19 王子と公爵令息
「あれ、来てたの?」
セルジュが侯爵邸から戻ってくると従弟である公爵令息のリシャールがやって来た。
「ああ、遊びに来たのにお前がいないから待っていたんだ」
王族の遊び相手はどうしても限られている。幸いセルジュには政略や家柄に気を遣わなくて良い同い年のリシャールがいた。顔を合わせているうちに自然と仲良くなり、頻繁にお互いの家を行き来している間柄のため、公的な時を除いて口調も堅苦しいものではない。
「何か楽しそうだな。婚約者に会いに行ったんだろう?」
訝しむリシャールにセルジュは苦笑いを浮かべた。これまでのお茶会は儀礼的な会話ばかりでどちらかといえば退屈だったのだ。集められた候補者の中からクロエを婚約者に選んだのはセルジュだったが、隙のない様子にどう仲を深めていったらよいかと悩んでいたことをリシャールは知っている。
「うん、面白いことがあったんだ。クロエの妹に会ってね」
それを聞いたリシャールの眼差しが批判的なものに変わる。婚約者ではなく別の少女に惹かれたのかと問い詰められているようで、慌ててセルジュは言葉を継いだ。
「そういう意味じゃないよ。クロエのことが大好きすぎる子でちょっと嫉妬してしまうぐらいだったよ。でもそのおかげで普段と違うクロエが見れた」
「何だ、惚気か」
厳しい視線が弱まって、呆れたような声でリシャールが言った。
「そうなるのかな?でも僕ももっと素直に気持ちを伝えればよかったんだと反省したよ」
「それは仕方ないだろう。俺たちはどうしてもそういう教育を受けるのだから」
王族や高位貴族の家に生まれたのだから、弱点になってはならない。弱みを見せないために本音を口にすることよりも、心を隠すことを優先とするのは貴族としての嗜みでもある。
「同い年なんだろう?俺たちと同じかもな…」
平民に産ませた子供を引き取るのは珍しい話ではない。だがその子供の生まれた時期によっては余計な勘繰りをせざるを得ない。
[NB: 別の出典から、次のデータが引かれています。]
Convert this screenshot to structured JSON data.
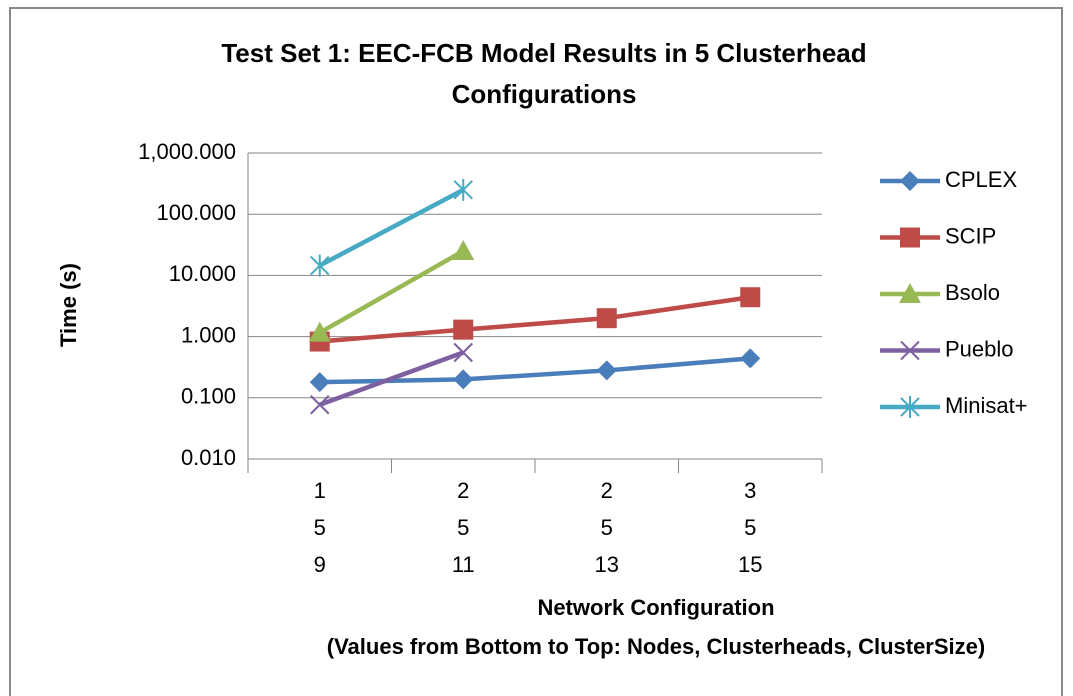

リシャールはセルジュのスペアとしてこの世に生まれたのだ。6年振りに王妃が妊娠したが、一度目は難産だった。無事生まれるか分からないと不安に思った王と王妃のために気を回したのがリシャールの両親だった。万が一子供が無事でなかった場合に備えて献上できるように。
それがリシャールの生まれた理由だ。
何気ない呟きだったが、困ったような笑みを浮かべるセルジュを見てリシャールはすぐに謝罪した。
「悪い、失言だった」
「気にしてないよ。それよりあの子はリシャールと気が合いそうだった」
セルジュの言葉にリシャールは顔を顰める。
「俺は婚約者など要らない。そもそもルヴィエ侯爵は婿を取るために引き取ったんだろう。条件に合わない」
「一度会ってみたら?今度クロエと一緒に王宮に呼ぶからさ」
珍しく食い下がる様子のセルジュを不思議に思ったものの、リシャールにそんな気はなかった
「会わない。お前の婚約者とのお茶会に俺が行けば、邪推を抱く連中がいるだろう」
まだ6歳だから気が変わるかもしれないとセルジュの婚約者の座を狙う者たちは決して少なくない。我儘を言わず分け隔てない優しさを見せるセルジュだが、心から望んだものや事柄に対しては絶対に諦めない一途さと頑固さを併せ持つ。
初の顔合わせで婚約者を決めてしまったのは、セルジュがクロエを気に入った証拠に他ならない。
それから別の話で盛り上がる中で、すぐにクロエの妹について忘れてしまった。
リシャールがそのことを激しく後悔するのは10年後のことである。